Des fondements socio-économiques…
Nous sommes en 1929, alors qu’une bulle spéculative s’est formée sur les marchés financiers. En octobre, le krach boursier de Wall Street précipite brutalement l’économie américaine dans la Grande Dépression, entraînant des faillites bancaires, une chute de la consommation et la ruine de millions d’investisseurs.
C’est dans ce contexte que le président Hoover constitue une Commission spéciale chargée de réaliser un rapport sur les tendances sociales aux États-Unis.
Jacques Theys (docteur en mathématiques et vice-président de la Société française de prospective) explique cette demande par 3 raisons :
“D’abord parce que les Américains éprouvent le besoin de comprendre les causes structurelles de cette crise. Ensuite parce qu’il existe aux Etats-Unis une forte confiance dans la science et la volonté d’appuyer les décisions politiques sur celle-ci. Et enfin, parce que cette préoccupation entre à ce moment-là en résonance avec le développement des approches quantitatives en sciences sociales.”1
Quelques mois plus tard, le président Roosevelt commande une nouvelle étude sur les grandes tendances sociales afin de soutenir les travaux socio-économiques qui mèneront au New Deal de 1933. C’est la naissance des « Future Studies », traduisible en français par le terme « futurologie »;
“Il y a donc à la source de cette naissance de la prospective aux Etats-Unis le souci d’articuler politique et progrès des connaissances scientifiques (notamment en sciences sociales).”
… et militaire
Les « Future Studies » seront rapidement réutilisées pour répondre cette fois à des préoccupations militaires, dès les années 1940.

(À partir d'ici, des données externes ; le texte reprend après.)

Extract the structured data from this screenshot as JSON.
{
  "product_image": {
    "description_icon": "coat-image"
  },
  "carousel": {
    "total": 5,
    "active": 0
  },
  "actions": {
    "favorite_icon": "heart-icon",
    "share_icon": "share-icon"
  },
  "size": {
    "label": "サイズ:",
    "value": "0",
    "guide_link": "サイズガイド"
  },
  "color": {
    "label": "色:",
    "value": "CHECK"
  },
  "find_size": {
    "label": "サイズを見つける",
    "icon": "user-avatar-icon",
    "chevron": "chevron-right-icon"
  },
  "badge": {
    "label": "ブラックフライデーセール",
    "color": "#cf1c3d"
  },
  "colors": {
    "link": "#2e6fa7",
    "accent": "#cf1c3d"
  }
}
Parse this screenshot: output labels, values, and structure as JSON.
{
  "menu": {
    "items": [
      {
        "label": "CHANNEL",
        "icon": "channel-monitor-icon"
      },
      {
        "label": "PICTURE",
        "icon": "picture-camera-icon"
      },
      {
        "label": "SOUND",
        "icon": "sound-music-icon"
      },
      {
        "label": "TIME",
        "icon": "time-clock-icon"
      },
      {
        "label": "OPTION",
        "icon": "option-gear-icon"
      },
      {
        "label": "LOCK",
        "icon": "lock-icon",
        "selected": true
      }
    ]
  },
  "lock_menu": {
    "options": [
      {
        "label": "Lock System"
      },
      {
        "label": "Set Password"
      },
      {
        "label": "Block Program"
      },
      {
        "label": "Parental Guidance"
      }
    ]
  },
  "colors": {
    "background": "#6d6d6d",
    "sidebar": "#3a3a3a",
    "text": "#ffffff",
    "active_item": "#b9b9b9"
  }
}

Lorsque la Seconde Guerre mondiale éclate, les besoins stratégiques et d’anticipation sur les technologies futures montent en flèche.
Pour y remédier, de grands travaux de projection sont lancés :
en 1944, l’armée de l’air américaine commande ainsi à l’ingénieur et physicien américano-hongrois Theodore von Kármán une étude afin de “définir l’avenir de la puissance aérienne dans l’après-guerre”.
Dans son livre Global Mission, le général Arnold, commanditaire de cette étude, raconte :
“J’ai dit à ces scientifiques que je voulais qu’ils réfléchissent vingt ans en avant. Je voulais qu’ils pensent à des avions à vitesse supersonique, à des avions qui se déplaceraient et fonctionneraient sans équipage, à l’amélioration des bombes, aux défenses contre les avions modernes et futurs, à la télévision, à la recherche météorologique et médicale, à l’énergie atomique, et toute autre phase de l’aviation qui pourrait affecter le développement de l’industrie aéronautique. J’ai assuré au Dr. von Karman qu’il devait se projeter dans le futur.”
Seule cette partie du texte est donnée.